Orthodox Rabbi Shlomo Zarchi, who lives a few blocks from the store, considers his new neighbors intruders.

"There isn't a Jews for Jesus community here. They are trying to create one. They aren't servicing a need — they are creating a need for their service," said Zarchi, who is spiritual leader of Congregation Chevra Thilim, located three blocks from the new store.

Zarchi charges that the group will attempt to lure Russian patrons who may not realize at first glance that the store, with Jewish decorations, is not part of the Jewish community.

"They are definitely preying on the Russian people who know very little about their past, [though] not of their own will." he said.

Mishkin, who said he is "100 percent Jewish and 100 percent Christian," bristles at the notion that his group uses deceptive methods to convince those who do not have a strong Jewish education that his group is part of Judaism.

He claims he is not out to proselytize, and that "there are no members" of Jews for Jesus.

The organization openly acknowledges its theological differences from the mainstream Jewish community, Mishkin said, so Russian Jews are not likely to be misinformed about the intentions of the so-called Messianic group.

"We are not another branch of Judaism. Although we certainly are Jews, we don't claim to be part of the religious structure," he said.

"I think it's unfair to automatically assume the Russians are less intelligent and can't think for themselves. The Russians I've met have been able to weigh the evidence and come to conclusions themselves."

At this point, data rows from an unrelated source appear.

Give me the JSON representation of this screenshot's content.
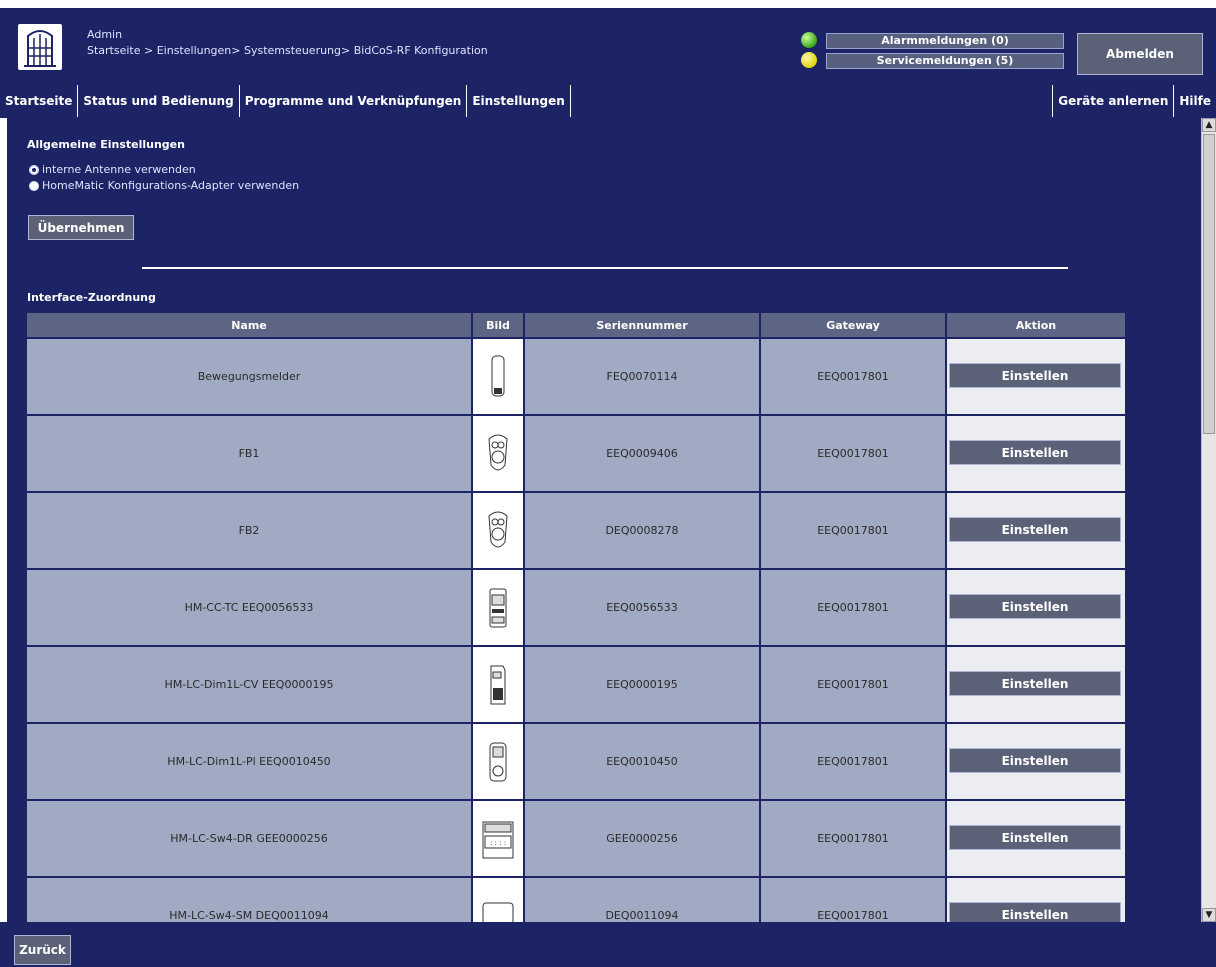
{
  "header": {
    "user": "Admin",
    "breadcrumb": "Startseite > Einstellungen> Systemsteuerung> BidCoS-RF Konfiguration",
    "alarm": "Alarmmeldungen (0)",
    "service": "Servicemeldungen (5)",
    "logout": "Abmelden"
  },
  "nav": {
    "left": [
      "Startseite",
      "Status und Bedienung",
      "Programme und Verknüpfungen",
      "Einstellungen"
    ],
    "right": [
      "Geräte anlernen",
      "Hilfe"
    ]
  },
  "general": {
    "title": "Allgemeine Einstellungen",
    "radio1": "interne Antenne verwenden",
    "radio2": "HomeMatic Konfigurations-Adapter verwenden",
    "apply": "Übernehmen"
  },
  "interface": {
    "title": "Interface-Zuordnung",
    "headers": [
      "Name",
      "Bild",
      "Seriennummer",
      "Gateway",
      "Aktion"
    ],
    "rows": [
      {
        "name": "Bewegungsmelder",
        "serial": "FEQ0070114",
        "gateway": "EEQ0017801",
        "action": "Einstellen",
        "icon": "motion-sensor-icon"
      },
      {
        "name": "FB1",
        "serial": "EEQ0009406",
        "gateway": "EEQ0017801",
        "action": "Einstellen",
        "icon": "remote-icon"
      },
      {
        "name": "FB2",
        "serial": "DEQ0008278",
        "gateway": "EEQ0017801",
        "action": "Einstellen",
        "icon": "remote-icon"
      },
      {
        "name": "HM-CC-TC EEQ0056533",
        "serial": "EEQ0056533",
        "gateway": "EEQ0017801",
        "action": "Einstellen",
        "icon": "thermostat-icon"
      },
      {
        "name": "HM-LC-Dim1L-CV EEQ0000195",
        "serial": "EEQ0000195",
        "gateway": "EEQ0017801",
        "action": "Einstellen",
        "icon": "dimmer-icon"
      },
      {
        "name": "HM-LC-Dim1L-Pl EEQ0010450",
        "serial": "EEQ0010450",
        "gateway": "EEQ0017801",
        "action": "Einstellen",
        "icon": "plug-icon"
      },
      {
        "name": "HM-LC-Sw4-DR GEE0000256",
        "serial": "GEE0000256",
        "gateway": "EEQ0017801",
        "action": "Einstellen",
        "icon": "din-rail-switch-icon"
      },
      {
        "name": "HM-LC-Sw4-SM DEQ0011094",
        "serial": "DEQ0011094",
        "gateway": "EEQ0017801",
        "action": "Einstellen",
        "icon": "switch-module-icon"
      }
    ]
  },
  "footer": {
    "back": "Zurück"
  },
  "colors": {
    "navy": "#1d2466",
    "cell": "#a0aac3",
    "button": "#5b6278"
  }
}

Margolin, however, maintains that Jews for Jesus' tactics are deliberately misleading.

He's seen the group previously place ads in Russian-language newspapers, inviting Jews to Passover seders and High Holy Day services without clearly disclosing a Christian motive.

When people come to such events, Jews for Jesus advocates try to persuade them "that Christianity was already the Jewish way," Margolin said.

He is calling for the group to be more forthcoming with its intentions. "I want Jews for Jesus to be open and say, 'We are Christians and want Jews in our groups.' Instead, they say their beliefs are the cornerstone of Jewishness, but it's not true."

Asking for a fair hearing, Mishkin said that even if people picket his store, he hopes they at least read about what they are protesting.

"Hopefully in the midst of picketing, they will say, 'Who is this group?' "

"We're just trying to get information out, but some people don't want that information out," Mishkin said. "People are free to explore it and believe it or forget about it."

Margolin said he advocates the same openness.

"We are not calling for religious intolerance. We're going to disseminate the truth and put more efforts in our education," Margolin said.

"I want Russian Jews to make an educated choice. They should know why they've been persecuted for 70 years…and why Jews have been killed for centuries for not believing in Jesus. I want them to know that first — then they can decide for themselves."